The rise of Germany’s new right-wing party

Jewish Journal, September 1, 2016

Germans are following the Trump-Clinton showdown in the United States with interest, especially as Donald Trump has denigrated Hillary Clinton as “America’s Merkel,” saying Clinton would open U.S. borders to scores of Syrian refugees, as German Chancellor Angela Merkel did last September.

Yet Germans also have their own elections to follow, also charged by the immigration issue. The party known as Alternative for Germany (AfD), the only German party categorically challenging Merkel’s asylum policy, could see a meteoric rise in three regional parliamentary elections to be held in September. If it does, that could ultimately threaten the steady rule of Merkel’s party — the Christian Democrats (CDU) — whose support has plummeted since a group of migrants committed numerous sexual assaults last New Year’s Eve, and, more recently, after individual migrants committed a string of terrorist attacks on German soil.
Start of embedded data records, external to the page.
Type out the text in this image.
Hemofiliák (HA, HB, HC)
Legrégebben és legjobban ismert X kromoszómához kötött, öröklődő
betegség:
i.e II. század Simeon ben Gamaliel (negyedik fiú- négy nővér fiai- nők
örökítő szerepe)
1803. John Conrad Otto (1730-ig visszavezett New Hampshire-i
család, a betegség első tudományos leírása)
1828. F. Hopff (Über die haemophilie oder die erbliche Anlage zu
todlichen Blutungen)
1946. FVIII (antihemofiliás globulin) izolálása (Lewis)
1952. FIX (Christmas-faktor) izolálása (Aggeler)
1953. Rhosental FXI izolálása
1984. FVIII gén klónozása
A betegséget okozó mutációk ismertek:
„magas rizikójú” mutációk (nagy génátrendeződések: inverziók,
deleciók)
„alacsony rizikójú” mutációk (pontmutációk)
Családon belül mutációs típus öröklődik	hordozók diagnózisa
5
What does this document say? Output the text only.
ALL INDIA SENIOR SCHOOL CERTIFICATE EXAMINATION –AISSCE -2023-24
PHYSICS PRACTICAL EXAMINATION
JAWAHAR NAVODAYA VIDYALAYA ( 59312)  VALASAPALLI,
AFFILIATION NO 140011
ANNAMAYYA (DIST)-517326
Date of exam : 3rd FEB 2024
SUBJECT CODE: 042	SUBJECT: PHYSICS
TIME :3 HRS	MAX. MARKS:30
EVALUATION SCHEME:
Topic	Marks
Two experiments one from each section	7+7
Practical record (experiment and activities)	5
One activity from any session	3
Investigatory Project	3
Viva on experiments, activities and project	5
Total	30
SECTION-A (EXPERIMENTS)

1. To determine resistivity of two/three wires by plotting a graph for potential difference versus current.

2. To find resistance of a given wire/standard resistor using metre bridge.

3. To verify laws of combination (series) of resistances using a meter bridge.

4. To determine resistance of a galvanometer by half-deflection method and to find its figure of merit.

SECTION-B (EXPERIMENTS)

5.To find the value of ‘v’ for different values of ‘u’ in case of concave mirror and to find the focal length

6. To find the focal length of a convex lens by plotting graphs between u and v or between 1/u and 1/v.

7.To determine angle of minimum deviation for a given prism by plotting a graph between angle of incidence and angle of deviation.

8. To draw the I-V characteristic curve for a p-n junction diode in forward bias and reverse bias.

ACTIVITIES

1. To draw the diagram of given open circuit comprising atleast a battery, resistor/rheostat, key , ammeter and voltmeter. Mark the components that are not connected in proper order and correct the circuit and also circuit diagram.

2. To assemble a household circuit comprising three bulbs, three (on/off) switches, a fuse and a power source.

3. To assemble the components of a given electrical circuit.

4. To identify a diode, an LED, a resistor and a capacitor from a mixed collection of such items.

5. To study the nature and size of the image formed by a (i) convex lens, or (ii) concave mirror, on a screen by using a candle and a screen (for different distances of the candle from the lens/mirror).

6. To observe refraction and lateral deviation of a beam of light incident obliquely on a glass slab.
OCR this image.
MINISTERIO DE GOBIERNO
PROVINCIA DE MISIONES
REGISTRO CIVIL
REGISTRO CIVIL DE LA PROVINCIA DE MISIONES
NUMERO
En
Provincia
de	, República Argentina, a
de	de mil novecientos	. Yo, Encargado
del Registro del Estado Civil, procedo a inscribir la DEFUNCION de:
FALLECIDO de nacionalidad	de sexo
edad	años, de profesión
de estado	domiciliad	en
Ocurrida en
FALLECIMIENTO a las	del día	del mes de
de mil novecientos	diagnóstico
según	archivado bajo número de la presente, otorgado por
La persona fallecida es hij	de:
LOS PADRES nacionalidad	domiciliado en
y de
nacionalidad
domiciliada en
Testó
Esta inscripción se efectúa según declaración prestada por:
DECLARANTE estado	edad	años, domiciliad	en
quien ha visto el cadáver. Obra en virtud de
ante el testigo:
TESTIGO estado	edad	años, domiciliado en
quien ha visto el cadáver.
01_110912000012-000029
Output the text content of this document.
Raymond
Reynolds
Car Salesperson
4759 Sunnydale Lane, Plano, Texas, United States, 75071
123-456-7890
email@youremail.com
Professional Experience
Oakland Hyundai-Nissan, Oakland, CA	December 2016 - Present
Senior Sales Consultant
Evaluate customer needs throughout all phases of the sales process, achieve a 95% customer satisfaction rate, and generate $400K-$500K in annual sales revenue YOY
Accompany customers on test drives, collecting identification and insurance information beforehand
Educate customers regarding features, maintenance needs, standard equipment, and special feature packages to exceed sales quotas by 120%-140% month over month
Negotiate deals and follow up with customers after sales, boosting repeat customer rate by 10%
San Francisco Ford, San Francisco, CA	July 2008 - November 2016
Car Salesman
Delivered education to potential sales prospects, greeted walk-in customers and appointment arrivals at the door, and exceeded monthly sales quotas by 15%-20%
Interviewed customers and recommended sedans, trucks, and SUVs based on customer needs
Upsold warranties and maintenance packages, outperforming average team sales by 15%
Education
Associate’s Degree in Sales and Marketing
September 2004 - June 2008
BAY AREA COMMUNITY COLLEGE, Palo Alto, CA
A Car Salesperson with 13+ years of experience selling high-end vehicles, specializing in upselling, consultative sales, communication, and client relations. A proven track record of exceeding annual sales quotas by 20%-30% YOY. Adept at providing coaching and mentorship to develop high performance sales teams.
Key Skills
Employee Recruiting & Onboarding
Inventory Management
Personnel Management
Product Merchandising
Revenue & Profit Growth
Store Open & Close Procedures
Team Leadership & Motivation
In the run-up to the Berlin state elections on Sept.18, posters for the CDU, Social Democrats (SPD), Die Linke (The Left) and even the Pirates parties line the streets of Berlin, but while AfD is polling at about 10 percent in the German capital, its posters have only just begun to appear, high up and out of reach. According to party officials, they get torn down. Mention AfD in casual conversation in the traditionally left-wing Berlin, and someone will invariably throw out the words: Nazis. Racists. Anti-Semites.